Introduction

What is The New Yorker? I know it’s a great magazine and that it’s a tremendous source of pleasure in my life. But what exactly is it? This blog’s premise is that The New Yorker is a work of art, as worthy of comment and analysis as, say, Keats’s “Ode on a Grecian Urn.” Each week I review one or more aspects of the magazine’s latest issue. I suppose it’s possible to describe and analyze an entire issue, but I prefer to keep my reviews brief, and so I usually focus on just one or two pieces, to explore in each the signature style of its author. A piece by Nick Paumgarten is not like a piece by Jill Lepore, and neither is like a piece by Ian Frazier. One could not mistake Collins for Seabrook, or Bilger for Galchen, or Mogelson for Kolbert. Each has found a style, and it is that style that I respond to as I read, and want to understand and describe.

Saturday, May 31, 2025

April 14, 2025 Issue

I don’t comment on New Yorker covers nearly as much as I should. They’re a key element of the magazine’s elegant, artful style. This week’s cover, by Robert McGuire, is a beauty – a cool re-imagining of Rea Irvin’s “Eustace Tilley.” McGuire converts Tilley into a surreal amalgam of science lab and space ship, including a robotic arm with a sight instead of monocle, which space-age Tilley uses to examine not a butterfly but a miniature space capsule. The whole thing is exquisitely colored in pastel lilac, violet, blue, white, and black, with touches of gray, lime, and pink. An inspired illustration! My pick for best cover of the year (so far).

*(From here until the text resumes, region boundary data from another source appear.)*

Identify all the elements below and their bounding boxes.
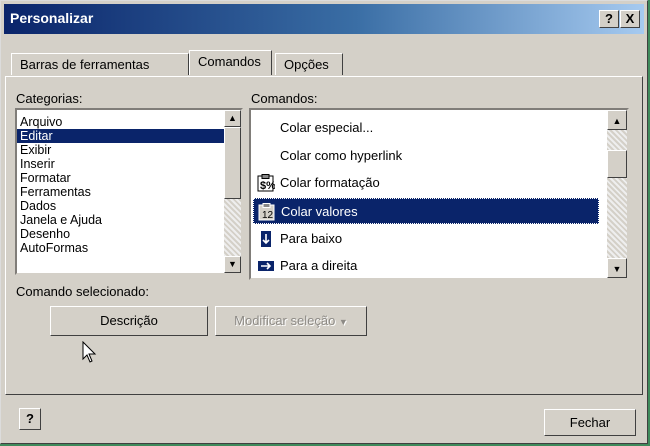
close-button[interactable]: Fechar	[544, 409, 636, 436]
fill-right-icon	[257, 257, 275, 275]
customize-dialog: Personalizar ? X Barras de ferramentas C…	[0, 0, 648, 444]
command-item-para-direita[interactable]: Para a direita	[253, 253, 599, 278]
modify-selection-button[interactable]: Modificar seleção ▼	[215, 306, 367, 336]
tab-commands[interactable]: Comandos	[189, 50, 272, 75]
tab-toolbars[interactable]: Barras de ferramentas	[11, 53, 189, 75]
close-title-button[interactable]: X	[620, 10, 640, 28]
command-item-colar-valores[interactable]: 12 Colar valores	[253, 198, 599, 224]
help-icon: ?	[26, 411, 34, 426]
category-item[interactable]: Arquivo	[17, 115, 241, 129]
category-item[interactable]: Ferramentas	[17, 185, 241, 199]
categories-list: Arquivo Editar Exibir Inserir Formatar F…	[17, 110, 241, 255]
category-item[interactable]: AutoFormas	[17, 241, 241, 255]
scroll-up-arrow-icon[interactable]: ▲	[607, 110, 627, 130]
command-item-para-baixo[interactable]: Para baixo	[253, 226, 599, 252]
commands-listbox[interactable]: Colar especial... Colar como hyperlink $…	[249, 108, 629, 280]
paste-values-icon: 12	[258, 203, 276, 221]
category-item[interactable]: Formatar	[17, 171, 241, 185]
category-item[interactable]: Inserir	[17, 157, 241, 171]
tab-panel-commands: Categorias: Arquivo Editar Exibir Inseri…	[5, 76, 643, 395]
dropdown-arrow-icon: ▼	[338, 317, 348, 327]
mouse-cursor-icon	[82, 341, 97, 363]
scroll-down-arrow-icon[interactable]: ▼	[224, 256, 241, 273]
category-item[interactable]: Janela e Ajuda	[17, 213, 241, 227]
categories-label: Categorias:	[16, 91, 83, 106]
scroll-up-arrow-icon[interactable]: ▲	[224, 110, 241, 127]
fill-down-icon	[257, 230, 275, 248]
command-item-colar-especial[interactable]: Colar especial...	[253, 115, 599, 141]
svg-text:$%: $%	[260, 180, 275, 192]
category-item[interactable]: Desenho	[17, 227, 241, 241]
commands-label: Comandos:	[251, 91, 318, 106]
description-button[interactable]: Descrição	[50, 306, 208, 336]
scroll-down-arrow-icon[interactable]: ▼	[607, 258, 627, 278]
command-item-colar-formatacao[interactable]: $% Colar formatação	[253, 170, 599, 196]
tab-options[interactable]: Opções	[275, 53, 343, 75]
selected-command-label: Comando selecionado:	[16, 284, 149, 299]
commands-scrollbar[interactable]: ▲ ▼	[607, 110, 627, 278]
scroll-thumb[interactable]	[607, 150, 627, 178]
category-item-selected[interactable]: Editar	[17, 129, 241, 143]
categories-scrollbar[interactable]: ▲ ▼	[224, 110, 241, 273]
command-item-colar-hyperlink[interactable]: Colar como hyperlink	[253, 143, 599, 169]
title-bar[interactable]: Personalizar ? X	[4, 4, 644, 34]
category-item[interactable]: Dados	[17, 199, 241, 213]
help-button[interactable]: ?	[19, 408, 41, 430]
category-item[interactable]: Exibir	[17, 143, 241, 157]
paste-format-icon: $%	[257, 174, 276, 192]
categories-listbox[interactable]: Arquivo Editar Exibir Inserir Formatar F…	[15, 108, 243, 275]
window-title: Personalizar	[10, 10, 94, 26]
svg-text:12: 12	[262, 210, 274, 221]
help-title-button[interactable]: ?	[599, 10, 619, 28]
scroll-thumb[interactable]	[224, 127, 241, 199]
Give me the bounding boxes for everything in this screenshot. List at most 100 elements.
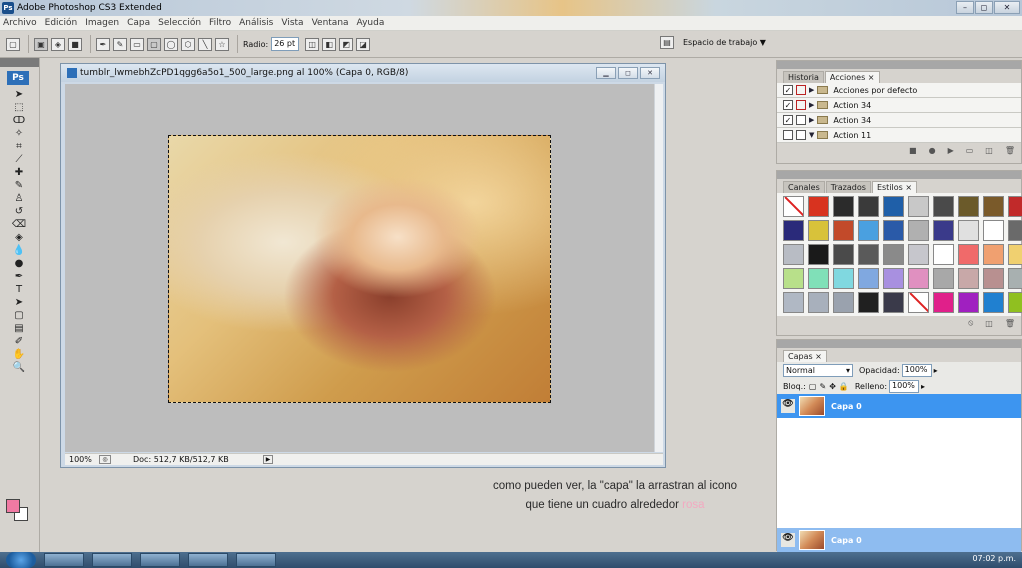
style-swatch[interactable] <box>883 292 904 313</box>
style-swatch[interactable] <box>808 292 829 313</box>
style-swatch[interactable] <box>958 196 979 217</box>
style-swatch[interactable] <box>983 220 1004 241</box>
tab-canales[interactable]: Canales <box>783 181 825 193</box>
record-icon[interactable]: ● <box>929 146 936 155</box>
style-swatch[interactable] <box>908 220 929 241</box>
layers-empty-area[interactable] <box>777 418 1021 528</box>
style-swatch[interactable] <box>908 292 929 313</box>
lock-pixels-icon[interactable]: ✎ <box>819 382 826 391</box>
style-swatch[interactable] <box>858 196 879 217</box>
style-swatch[interactable] <box>983 292 1004 313</box>
maximize-button[interactable]: ◻ <box>975 1 993 14</box>
tools-panel-header[interactable] <box>0 58 39 67</box>
trash-icon[interactable]: 🗑 <box>1005 146 1015 155</box>
tool-preset-icon[interactable]: ▢ <box>6 37 20 51</box>
eye-icon[interactable]: 👁 <box>781 533 795 547</box>
new-set-icon[interactable]: ▭ <box>966 146 974 155</box>
style-swatch[interactable] <box>958 268 979 289</box>
clone-stamp-tool-icon[interactable]: ♙ <box>11 193 27 205</box>
action-checkbox[interactable]: ✓ <box>783 115 793 125</box>
taskbar-ie-button[interactable] <box>92 553 132 567</box>
style-swatch[interactable] <box>1008 196 1022 217</box>
brush-tool-icon[interactable]: ✎ <box>11 180 27 192</box>
dragged-layer-row[interactable]: 👁 Capa 0 <box>777 528 1021 552</box>
style-swatch[interactable] <box>958 292 979 313</box>
fill-pixels-icon[interactable]: ■ <box>68 37 82 51</box>
subtract-shape-icon[interactable]: ◧ <box>322 37 337 51</box>
foreground-color-swatch[interactable] <box>6 499 20 513</box>
stop-icon[interactable]: ■ <box>909 146 917 155</box>
workspace-switcher[interactable]: ▤ Espacio de trabajo ▼ <box>660 36 766 49</box>
eraser-tool-icon[interactable]: ⌫ <box>11 219 27 231</box>
menu-ayuda[interactable]: Ayuda <box>357 18 385 28</box>
dialog-toggle-icon[interactable] <box>796 100 806 110</box>
eyedropper-tool-icon[interactable]: ✐ <box>11 336 27 348</box>
expand-triangle-icon[interactable]: ▶ <box>809 101 814 109</box>
opacity-arrow-icon[interactable]: ▸ <box>934 366 938 375</box>
expand-triangle-icon[interactable]: ▶ <box>809 86 814 94</box>
freeform-pen-icon[interactable]: ✎ <box>113 37 127 51</box>
ellipse-icon[interactable]: ◯ <box>164 37 178 51</box>
style-swatch[interactable] <box>933 220 954 241</box>
lasso-tool-icon[interactable]: ↀ <box>11 115 27 127</box>
style-swatch[interactable] <box>783 292 804 313</box>
style-swatch[interactable] <box>908 268 929 289</box>
taskbar-photoshop-button[interactable] <box>236 553 276 567</box>
path-selection-tool-icon[interactable]: ➤ <box>11 297 27 309</box>
style-swatch[interactable] <box>1008 268 1022 289</box>
style-swatch[interactable] <box>958 220 979 241</box>
menu-seleccion[interactable]: Selección <box>158 18 201 28</box>
style-swatch[interactable] <box>908 244 929 265</box>
dialog-toggle-icon[interactable] <box>796 130 806 140</box>
polygon-icon[interactable]: ⬡ <box>181 37 195 51</box>
style-swatch[interactable] <box>933 196 954 217</box>
workspace-label[interactable]: Espacio de trabajo ▼ <box>683 38 766 47</box>
style-swatch[interactable] <box>858 220 879 241</box>
start-button[interactable] <box>6 552 36 568</box>
menu-ventana[interactable]: Ventana <box>312 18 349 28</box>
style-swatch[interactable] <box>783 220 804 241</box>
action-row[interactable]: ✓ ▶ Action 34 <box>777 113 1021 128</box>
style-swatch[interactable] <box>858 268 879 289</box>
new-action-icon[interactable]: ◫ <box>985 146 993 155</box>
lock-position-icon[interactable]: ✥ <box>829 382 836 391</box>
blend-mode-select[interactable]: Normal ▾ <box>783 363 853 377</box>
style-swatch[interactable] <box>808 196 829 217</box>
status-menu-button[interactable]: ▶ <box>263 455 273 464</box>
exclude-shape-icon[interactable]: ◪ <box>356 37 371 51</box>
fill-input[interactable]: 100% <box>889 379 920 393</box>
rounded-rectangle-icon[interactable]: ▢ <box>147 37 161 51</box>
photo-layer-image[interactable] <box>168 135 551 403</box>
lock-all-icon[interactable]: 🔒 <box>839 382 849 391</box>
action-row[interactable]: ✓ ▶ Acciones por defecto <box>777 83 1021 98</box>
menu-imagen[interactable]: Imagen <box>85 18 119 28</box>
style-swatch[interactable] <box>858 292 879 313</box>
menu-edicion[interactable]: Edición <box>45 18 78 28</box>
action-checkbox[interactable] <box>783 130 793 140</box>
style-swatch[interactable] <box>833 268 854 289</box>
vertical-scrollbar[interactable] <box>654 84 663 452</box>
dialog-toggle-icon[interactable] <box>796 85 806 95</box>
style-swatch[interactable] <box>808 268 829 289</box>
doc-close-button[interactable]: ✕ <box>640 67 660 79</box>
menu-capa[interactable]: Capa <box>127 18 150 28</box>
intersect-shape-icon[interactable]: ◩ <box>339 37 354 51</box>
rounded-rectangle-tool-icon[interactable]: ▢ <box>11 310 27 322</box>
line-icon[interactable]: ╲ <box>198 37 212 51</box>
style-swatch[interactable] <box>808 220 829 241</box>
style-swatch[interactable] <box>958 244 979 265</box>
menu-vista[interactable]: Vista <box>281 18 303 28</box>
dialog-toggle-icon[interactable] <box>796 115 806 125</box>
style-swatch[interactable] <box>1008 220 1022 241</box>
layer-name[interactable]: Capa 0 <box>831 402 862 411</box>
tab-trazados[interactable]: Trazados <box>825 181 871 193</box>
panel-header[interactable] <box>777 171 1021 179</box>
style-swatch[interactable] <box>833 220 854 241</box>
style-swatch[interactable] <box>808 244 829 265</box>
custom-shape-icon[interactable]: ☆ <box>215 37 229 51</box>
blur-tool-icon[interactable]: 💧 <box>11 245 27 257</box>
pen-tool-icon[interactable]: ✒ <box>11 271 27 283</box>
style-swatch[interactable] <box>908 196 929 217</box>
tab-historia[interactable]: Historia <box>783 71 824 83</box>
shape-layers-icon[interactable]: ▣ <box>34 37 48 51</box>
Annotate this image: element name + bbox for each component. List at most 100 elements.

Postscript: A shout-out, as well, to Adam Gopnik for his wonderful “Fresh Paint,” an account of his tour of the recently renovated Frick Collection. When he’s on his game, as he is in this piece, Gopnik is one of The New Yorker’s most attentive, graceful, and original writers. I love his description of the Frick’s Whistlers: “Whistler elongates the fashionable figures into letter openers, and life into a series of dinner invitations to be sliced open.”